来源:岁月联盟 作者:佚名 时间:2010-08-10


  对于世界来说,1914年6月28日,奥匈帝国王储弗兰兹·斐迪南大公及其妻子在波斯尼亚首府萨拉热窝遇刺一事,永远值得人们反复提起,正是它直接导致了第一次世界大战的旋即发生。无疑,作为刺客的塞尔维亚青年弗里洛·普林西普与作为受刺者的奥国王室大公,无意间共谋「规定」了此后的人类经历。然而,严肃的学家其后在检梳人类生活的前因后果时,却始终又提出这样一个问题:如果没有塞尔维亚青年的行刺事件,那场惨绝人寰的世界大战是否就可以避免呢?

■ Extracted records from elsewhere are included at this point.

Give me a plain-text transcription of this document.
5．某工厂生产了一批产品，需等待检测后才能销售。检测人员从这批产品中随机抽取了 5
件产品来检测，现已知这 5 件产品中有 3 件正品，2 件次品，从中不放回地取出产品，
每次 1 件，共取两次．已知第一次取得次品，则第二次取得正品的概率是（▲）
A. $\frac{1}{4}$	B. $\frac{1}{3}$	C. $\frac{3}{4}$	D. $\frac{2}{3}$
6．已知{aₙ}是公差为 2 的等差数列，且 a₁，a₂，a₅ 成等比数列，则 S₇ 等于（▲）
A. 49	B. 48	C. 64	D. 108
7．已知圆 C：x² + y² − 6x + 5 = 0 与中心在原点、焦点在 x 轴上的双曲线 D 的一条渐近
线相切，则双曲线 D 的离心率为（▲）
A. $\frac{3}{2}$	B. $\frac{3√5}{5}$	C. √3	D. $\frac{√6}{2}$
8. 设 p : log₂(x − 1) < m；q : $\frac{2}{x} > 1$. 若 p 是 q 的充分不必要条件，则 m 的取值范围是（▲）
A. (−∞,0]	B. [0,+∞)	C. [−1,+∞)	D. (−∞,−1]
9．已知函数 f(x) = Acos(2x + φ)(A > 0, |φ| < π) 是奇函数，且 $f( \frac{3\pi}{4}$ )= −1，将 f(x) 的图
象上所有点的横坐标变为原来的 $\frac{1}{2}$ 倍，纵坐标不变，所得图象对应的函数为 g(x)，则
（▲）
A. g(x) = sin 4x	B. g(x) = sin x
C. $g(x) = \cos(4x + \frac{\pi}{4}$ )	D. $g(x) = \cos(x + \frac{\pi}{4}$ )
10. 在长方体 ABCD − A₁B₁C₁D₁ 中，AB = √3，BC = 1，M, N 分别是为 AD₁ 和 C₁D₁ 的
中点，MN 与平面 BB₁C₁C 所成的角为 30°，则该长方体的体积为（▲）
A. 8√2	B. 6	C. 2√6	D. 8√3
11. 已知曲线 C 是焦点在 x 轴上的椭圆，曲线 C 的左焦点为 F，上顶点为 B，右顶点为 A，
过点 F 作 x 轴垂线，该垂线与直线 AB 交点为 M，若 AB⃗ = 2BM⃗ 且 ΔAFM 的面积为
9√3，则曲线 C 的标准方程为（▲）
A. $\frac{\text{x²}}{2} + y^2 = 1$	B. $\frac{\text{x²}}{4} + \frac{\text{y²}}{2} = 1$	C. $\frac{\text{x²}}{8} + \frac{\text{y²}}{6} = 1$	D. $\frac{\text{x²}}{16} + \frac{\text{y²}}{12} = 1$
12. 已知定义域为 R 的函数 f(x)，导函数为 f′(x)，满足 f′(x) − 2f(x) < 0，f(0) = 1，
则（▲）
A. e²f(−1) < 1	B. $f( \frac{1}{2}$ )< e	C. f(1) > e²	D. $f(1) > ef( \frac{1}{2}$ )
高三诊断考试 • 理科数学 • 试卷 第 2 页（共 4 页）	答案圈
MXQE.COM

  历史学家们为此争论不休。结合《凡尔赛和约》明确认定这场战争是「由德国及其同盟国的侵略」而引起的一项条款,在一战结束之后的数年之内,数以千计的文章和著作发表问世,从不同的角度对战争的来龙去脉爬梳辨难。到二十世纪30年代中,历史学家们开始转移思考方向,不再一味关注「战争罪行」、而注意起引起战争的历史条件。大多数历史学家后来倾向于认为在战争的直接原因之外,一战之前数十年里一直起作用的背景原因,才真正是历史的推动力量。这些背景原因按美国历史学家斯塔夫里阿诺斯(Leften Stavros Stavrianos)的归纳,乃在于四个方面:上的竞争、殖民地的争夺、相冲突的殖民体系和势不两立的民族主义愿望。1

  我们不仅要看到历史中的大事件,还更要看到历史中本来就有的趋势。对一战起因的研究所得出的基本结论,勿庸置疑与法国「年鉴学派」所主张着的历史观念不谋而合。身为「年鉴学派」的掌门人之一,一代史家布代罗尔(Fernand Braudel)不止一次强调:「人类若不联系过去,就几乎不能懂得现时。」2布罗代尔因此提醒人们不要单纯把视野只放在历史中的大事件,而更多地,要致力于去发现「历史的结构」。甚么是「历史的结构」?「实际上就是不受急风暴雨(或用汤因比的话说,『急进和猛退』)的影响而长期存在的东西。」3

  那么,决定一战「必然」现身于人类生活的「历史的结构」又是甚么呢?到一战发生的时候,正如斯塔夫里阿诺斯所说,欧洲已以德奥为一方、以英法俄为一方,形成了相互对立的联盟体系,这种冲突性联盟体系的产生,意味着维持欧洲均势为时一百年的梅特涅体系走向瓦解。在拿破仑战争之后的百余年间,由奥匈帝国首相梅特涅精心构筑的维也纳会议体系,曾经长期保证了欧洲的和平,和平的得来按基辛格(Henry Kissinger)的是赖于三大支柱:与法国怀柔修好;维持欧洲均势;对正统观念的共识,「它结合了法统与均势、共同价值和均势外交。共同价值局限了各国要求的范围,均势则限制住她们坚持要求的能力。」4在维也纳会议后所形成的欧洲协调,曾有力保证了欧洲大国间的共识和避免了国家间的一味敌对,但到十九世纪末以后,随着经历两场战争的普鲁士德国上升为欧洲第一强国、并抛弃俾斯麦的克制政策而转向单纯的实力后,欧洲协调兼因君主制正统主义共同价值观的式微,开始失去其原有效力,到1914年一战爆发的二十余年时间内,普鲁士德意志的强势威胁性外交政策「居然促成了化敌为友、化友为敌的一百八十度大反转」5,俄罗斯这个曾经的三皇同盟的成员之一不再与普鲁士继约,英法俄这三个一贯互相为敌的国家竟然携起手来结成了同盟。当这种相互冲突、而又没有弹性的联盟体系取代欧洲协调而成为欧洲政治的新现实时,整个欧洲其实便已坐在了炸药包上、只差了一根火柴。而斐迪南大公的遇刺则划着了火星。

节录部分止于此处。